Now with a total of two years of instruction under his belt, Wiggins is eager to be a part of the “Bound to Astound” team that helped develop him into the person he is today. Indeed, that spirit motivates Wiggins to make learning positive, fun, and adventurous, using everything from scavenger hunts to real-life scenarios to bring his lessons to life.
“Math is being taught differently right now, even from when I was a kid,” the 25-year-old Rutgers University graduate said. “Seeing students come up with their own way of doing it, within the parameters of the rules, is exciting. I like seeing how each student works it out, expressing it in their own way.”
Wiggins uses project-based learning in his classroom. Project-based learning is a student-centered approach that involves more active exploration of real-world challenges and problems.
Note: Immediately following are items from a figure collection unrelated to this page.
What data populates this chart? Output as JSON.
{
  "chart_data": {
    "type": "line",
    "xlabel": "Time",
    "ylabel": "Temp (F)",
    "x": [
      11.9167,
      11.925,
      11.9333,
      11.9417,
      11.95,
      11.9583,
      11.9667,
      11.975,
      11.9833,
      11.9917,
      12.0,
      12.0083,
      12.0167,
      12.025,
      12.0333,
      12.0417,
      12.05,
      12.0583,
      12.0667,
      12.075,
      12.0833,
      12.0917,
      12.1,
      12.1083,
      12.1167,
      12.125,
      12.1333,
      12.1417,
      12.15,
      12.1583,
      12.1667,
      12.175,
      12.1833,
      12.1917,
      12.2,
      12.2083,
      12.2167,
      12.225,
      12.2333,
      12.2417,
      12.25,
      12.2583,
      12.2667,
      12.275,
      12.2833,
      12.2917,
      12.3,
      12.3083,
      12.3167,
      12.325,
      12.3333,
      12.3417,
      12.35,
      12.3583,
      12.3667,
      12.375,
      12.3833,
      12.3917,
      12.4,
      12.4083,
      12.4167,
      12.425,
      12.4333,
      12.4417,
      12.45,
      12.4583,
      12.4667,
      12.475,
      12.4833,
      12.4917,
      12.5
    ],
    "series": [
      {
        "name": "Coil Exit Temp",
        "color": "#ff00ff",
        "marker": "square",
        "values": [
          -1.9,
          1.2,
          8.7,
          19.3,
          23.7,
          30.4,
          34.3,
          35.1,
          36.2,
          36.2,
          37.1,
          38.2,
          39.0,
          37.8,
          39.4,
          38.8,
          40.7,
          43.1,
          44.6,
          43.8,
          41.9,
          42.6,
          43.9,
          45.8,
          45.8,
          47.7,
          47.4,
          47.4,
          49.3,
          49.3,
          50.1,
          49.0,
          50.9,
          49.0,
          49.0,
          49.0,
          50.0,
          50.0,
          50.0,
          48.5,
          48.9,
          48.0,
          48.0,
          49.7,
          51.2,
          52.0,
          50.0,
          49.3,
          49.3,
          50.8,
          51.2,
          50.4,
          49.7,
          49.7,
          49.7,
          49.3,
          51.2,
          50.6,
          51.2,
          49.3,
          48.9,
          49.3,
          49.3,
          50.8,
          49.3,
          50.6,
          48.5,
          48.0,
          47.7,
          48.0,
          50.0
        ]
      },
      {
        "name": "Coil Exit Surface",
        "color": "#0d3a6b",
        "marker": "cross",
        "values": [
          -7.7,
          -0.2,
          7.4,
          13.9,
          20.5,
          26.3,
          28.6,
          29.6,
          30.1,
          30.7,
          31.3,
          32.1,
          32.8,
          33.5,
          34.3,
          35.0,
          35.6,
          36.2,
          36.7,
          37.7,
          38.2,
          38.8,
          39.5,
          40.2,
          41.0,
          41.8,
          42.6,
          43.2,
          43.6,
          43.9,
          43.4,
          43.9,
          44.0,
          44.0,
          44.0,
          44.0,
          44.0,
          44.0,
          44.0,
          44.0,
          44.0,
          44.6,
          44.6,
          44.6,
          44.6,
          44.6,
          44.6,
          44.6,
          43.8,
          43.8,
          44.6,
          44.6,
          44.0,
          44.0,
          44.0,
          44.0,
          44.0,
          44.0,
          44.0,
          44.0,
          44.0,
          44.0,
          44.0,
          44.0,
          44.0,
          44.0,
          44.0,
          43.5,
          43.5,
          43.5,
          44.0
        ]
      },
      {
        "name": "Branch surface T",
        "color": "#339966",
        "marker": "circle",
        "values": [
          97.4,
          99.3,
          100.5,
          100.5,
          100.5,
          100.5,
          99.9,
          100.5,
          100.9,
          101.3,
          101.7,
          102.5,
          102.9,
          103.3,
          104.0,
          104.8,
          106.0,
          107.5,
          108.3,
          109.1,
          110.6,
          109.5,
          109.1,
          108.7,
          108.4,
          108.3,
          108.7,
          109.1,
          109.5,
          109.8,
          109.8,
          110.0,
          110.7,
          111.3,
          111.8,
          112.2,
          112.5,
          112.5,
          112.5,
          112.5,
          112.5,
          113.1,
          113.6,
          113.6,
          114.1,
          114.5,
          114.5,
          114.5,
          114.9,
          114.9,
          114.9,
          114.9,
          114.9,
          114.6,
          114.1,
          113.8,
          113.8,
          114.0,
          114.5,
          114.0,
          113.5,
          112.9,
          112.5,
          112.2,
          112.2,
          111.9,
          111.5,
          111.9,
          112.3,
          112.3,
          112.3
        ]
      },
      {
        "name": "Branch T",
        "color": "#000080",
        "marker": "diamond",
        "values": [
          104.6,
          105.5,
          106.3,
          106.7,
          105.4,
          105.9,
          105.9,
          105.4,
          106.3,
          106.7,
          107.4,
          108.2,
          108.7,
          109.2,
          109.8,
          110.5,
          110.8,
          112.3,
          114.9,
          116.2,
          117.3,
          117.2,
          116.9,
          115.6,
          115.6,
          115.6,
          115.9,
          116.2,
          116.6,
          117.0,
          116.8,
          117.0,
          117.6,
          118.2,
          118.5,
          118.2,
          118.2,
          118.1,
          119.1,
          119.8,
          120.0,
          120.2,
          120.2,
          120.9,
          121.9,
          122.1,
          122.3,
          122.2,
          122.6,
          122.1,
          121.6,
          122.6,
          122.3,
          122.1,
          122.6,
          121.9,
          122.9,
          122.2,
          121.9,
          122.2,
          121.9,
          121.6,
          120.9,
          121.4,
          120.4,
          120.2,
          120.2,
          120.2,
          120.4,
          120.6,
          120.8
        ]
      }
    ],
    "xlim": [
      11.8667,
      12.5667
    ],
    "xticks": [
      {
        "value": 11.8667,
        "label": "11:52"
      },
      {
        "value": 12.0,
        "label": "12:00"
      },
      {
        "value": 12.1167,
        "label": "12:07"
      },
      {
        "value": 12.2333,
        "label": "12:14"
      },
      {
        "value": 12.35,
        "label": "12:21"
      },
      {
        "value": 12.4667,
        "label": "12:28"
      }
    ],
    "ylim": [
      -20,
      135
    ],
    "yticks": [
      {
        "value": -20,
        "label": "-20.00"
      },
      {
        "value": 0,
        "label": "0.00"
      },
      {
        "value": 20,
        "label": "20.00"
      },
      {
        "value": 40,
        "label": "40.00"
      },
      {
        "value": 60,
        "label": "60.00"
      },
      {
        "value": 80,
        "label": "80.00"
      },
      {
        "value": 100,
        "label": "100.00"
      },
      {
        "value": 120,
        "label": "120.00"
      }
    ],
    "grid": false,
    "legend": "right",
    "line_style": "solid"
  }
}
During one of Wiggins’ classes, students walked around the room, searching for and answering math problems, while in another, they created boats out of popsicle sticks to determine the speed of travel and which design would float. Wiggins, a basketball coach at the high school, even had students in one class take free throws and calculate the percentages of their successful shots.
“It gets them moving around instead of just sitting at a desk all the time,” Wiggins said. “I like to switch things up a little bit and plan interactive activities to keep the students engaged.”
These alternative ways of delivering instruction are part of Wiggins’ teaching style and an extension of his self-described “down-to-earth” personality. He added that as an educator, teaching is not just about instruction.
“I really try to give my students all of myself,” Wiggins said. “I feel I am very authentic as a person, and I hope the students can genuinely see that I have their best interests in mind.”
Like many educators, Wiggins basks in seeing that “ah-ha” moment students experience when they understand a lesson. It’s likely why he can’t yet see himself doing anything else for years to come. After all, it is, as he said, “kind of why I do this.”